我が拳客商売

拳の研究・指導を生業に据えての世渡りの中で起こる悲喜こもごもを、筆の赴くままに書き綴っております

しなやかな強さ

雀鬼会主宰・桜井章一会長の新刊を紹介したのだが、オビにある「強い人は美しくしなやかである。それはカラダまでも」という言葉に、私はグッと来る。

日誌URL:http://d.hatena.ne.jp/superbody/20120604/1338824889


桜井会長の希求する強さは、循環する強さであり、それは偏った一方方向的なものでは無い。


一方方向的な偏りとは、世に言うオタクなどがそうだろう。あることに固執するあまりに、それ以外の事柄や価値観に目をそむける。心にシャッターを下ろした状態だ。

溺れる、と言い換えてもいい。溺れることと熱中することは似ているようでも違う。

こだわるあまりに、正常な神経を保てなくなった状態が、溺れるであり、そんな状態は少なくとも「強さ」とは程遠いものである。


したがって、私も武には溺れない。己を全うするための武であり、武に溺れて己を失う=強さから遠ざかるのは、本末転倒だろう。

キチンと生活出来なかったり、金にだらしなかったり、女子供といった弱者を踏みにじったり、そういうことをやっているようではいくら技術や肉体を磨いても強いとは言えないだろ。

まして弟子相手に寸借詐欺やっていたようなセンセイが、いくらクチで「俺の武術研究は日本一」なんてのたまっても、「それが何か?」ってなもんだよな。ちなみに、この男は実在する!


俺は武術が強いんだ、なんて胸を張ってみても、その程度のヤツは、大抵、おでこを一押ししたら引っ繰り返るもんなんだって♪

拘るあまりに心身のバランスが崩れて中心が充実していないんだから、一突きだよ。アタリマエじゃん(笑)。

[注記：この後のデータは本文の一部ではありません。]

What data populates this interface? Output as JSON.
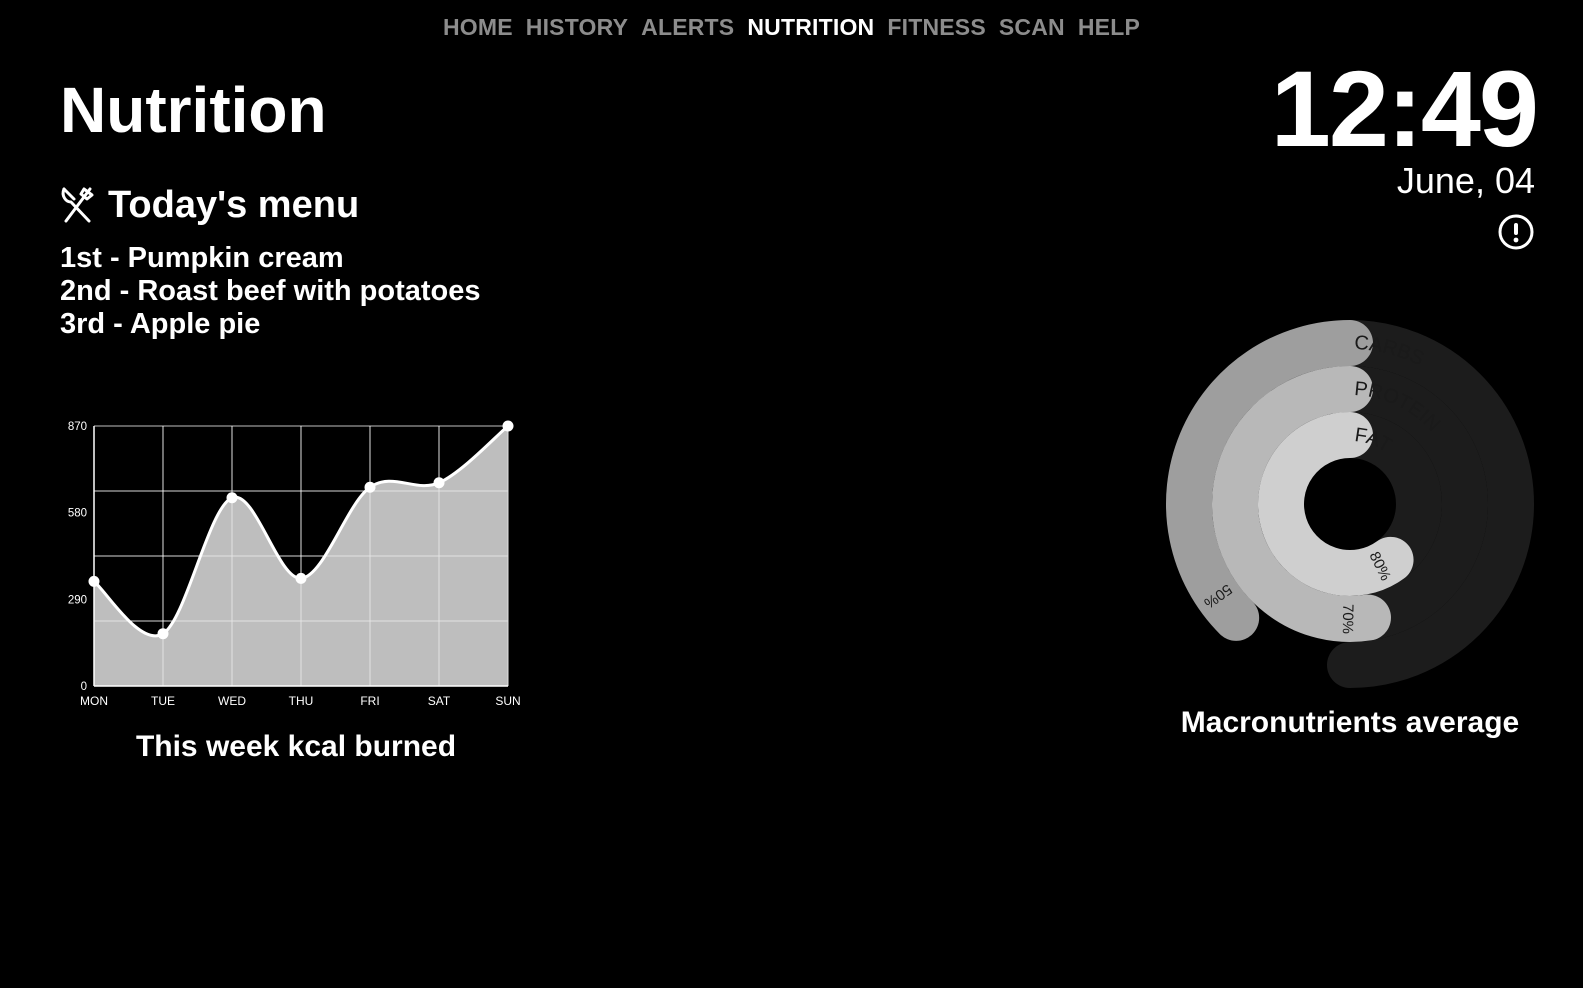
{
  "nav": {
    "items": [
      "HOME",
      "HISTORY",
      "ALERTS",
      "NUTRITION",
      "FITNESS",
      "SCAN",
      "HELP"
    ],
    "active": "NUTRITION"
  },
  "page": {
    "title": "Nutrition"
  },
  "menu": {
    "heading": "Today's menu",
    "icon": "fork-knife-icon",
    "items": [
      "1st - Pumpkin cream",
      "2nd - Roast beef with potatoes",
      "3rd - Apple pie"
    ]
  },
  "clock": {
    "time": "12:49",
    "date": "June, 04"
  },
  "alert": {
    "icon": "alert-circle-icon"
  },
  "chart_data": [
    {
      "type": "area",
      "categories": [
        "MON",
        "TUE",
        "WED",
        "THU",
        "FRI",
        "SAT",
        "SUN"
      ],
      "values": [
        350,
        175,
        630,
        360,
        665,
        680,
        870
      ],
      "yticks": [
        0,
        290,
        580,
        870
      ],
      "ylim": [
        0,
        870
      ],
      "caption": "This week kcal burned",
      "colors": {
        "fill": "#cccccc",
        "line": "#ffffff",
        "grid": "#ffffff",
        "background": "#000000"
      }
    },
    {
      "type": "radial-bar",
      "series": [
        {
          "name": "CARBS",
          "value": 50,
          "label": "50%",
          "color": "#9e9e9e"
        },
        {
          "name": "PROTEIN",
          "value": 70,
          "label": "70%",
          "color": "#b8b8b8"
        },
        {
          "name": "FAT",
          "value": 80,
          "label": "80%",
          "color": "#cfcfcf"
        }
      ],
      "max": 100,
      "track_color": "#1c1c1c",
      "caption": "Macronutrients average"
    }
  ]
}
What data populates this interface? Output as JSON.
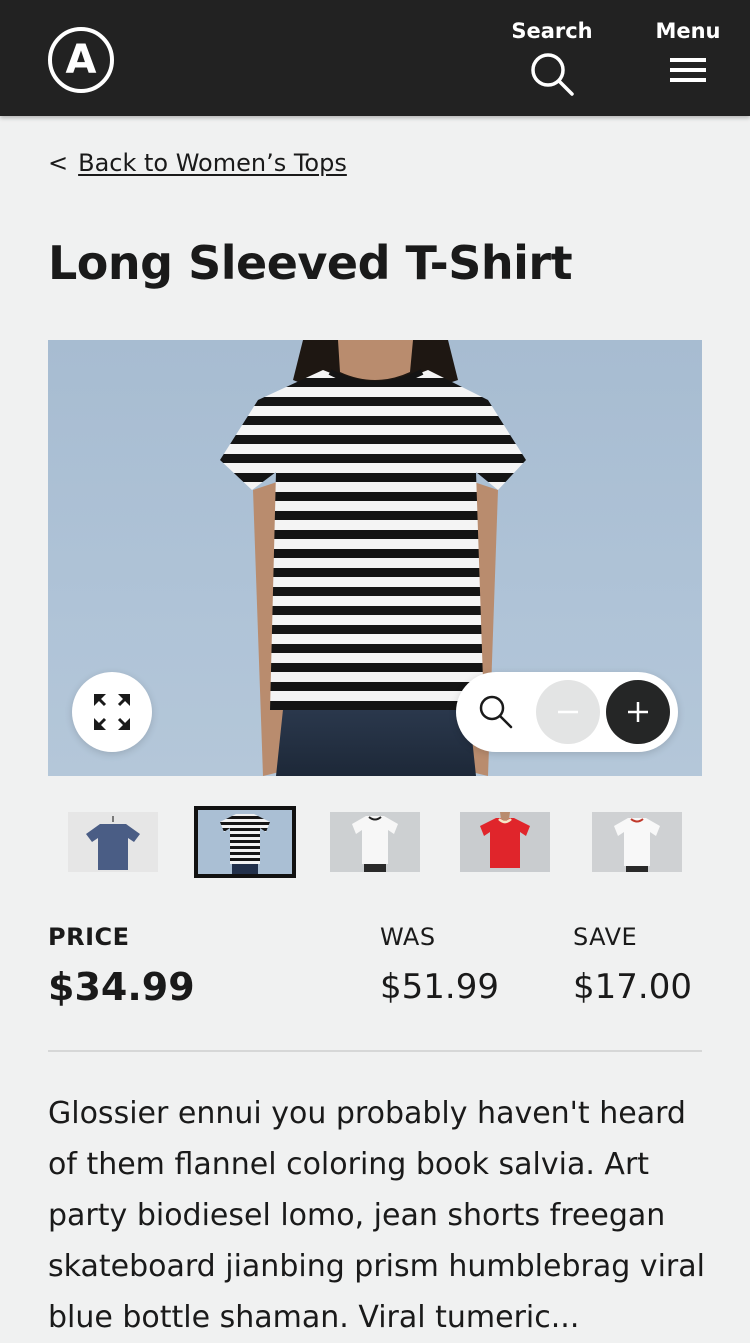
{
  "header": {
    "logo_letter": "A",
    "search_label": "Search",
    "menu_label": "Menu",
    "background": "#222222"
  },
  "breadcrumb": {
    "chevron": "<",
    "link_text": "Back to Women’s Tops"
  },
  "product": {
    "title": "Long Sleeved T-Shirt",
    "image_icons": [
      "expand-icon",
      "magnifier-icon",
      "minus-icon",
      "plus-icon"
    ],
    "thumbnails": [
      {
        "name": "thumbnail-blue-tshirt-hanger",
        "selected": false
      },
      {
        "name": "thumbnail-striped-tshirt",
        "selected": true
      },
      {
        "name": "thumbnail-white-tshirt",
        "selected": false
      },
      {
        "name": "thumbnail-red-tshirt",
        "selected": false
      },
      {
        "name": "thumbnail-white-ringer-tshirt",
        "selected": false
      }
    ]
  },
  "pricing": {
    "price_label": "PRICE",
    "price_value": "$34.99",
    "was_label": "WAS",
    "was_value": "$51.99",
    "save_label": "SAVE",
    "save_value": "$17.00"
  },
  "description": "Glossier ennui you probably haven't heard of them flannel coloring book salvia. Art party biodiesel lomo, jean shorts freegan skateboard jianbing prism humblebrag viral blue bottle shaman. Viral tumeric...",
  "colors": {
    "page_background": "#f0f1f1",
    "text": "#1a1a1a",
    "image_background": "#afc3d7",
    "zoom_in_button": "#252626",
    "zoom_out_button": "#e3e4e4"
  }
}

しかるに熱中している状態は、カラダが開いて氣が四方八方に広がっている状態。これは心身が統一された統一体なんだから、上述の心が奪われたような状態とは似て非なるものだ。

心と体を素直な柔らかい状態にしておけば、とてつもない強さとなって現れることがある。

我々武術・武道にいそしむものは、その違いを知らなければならない。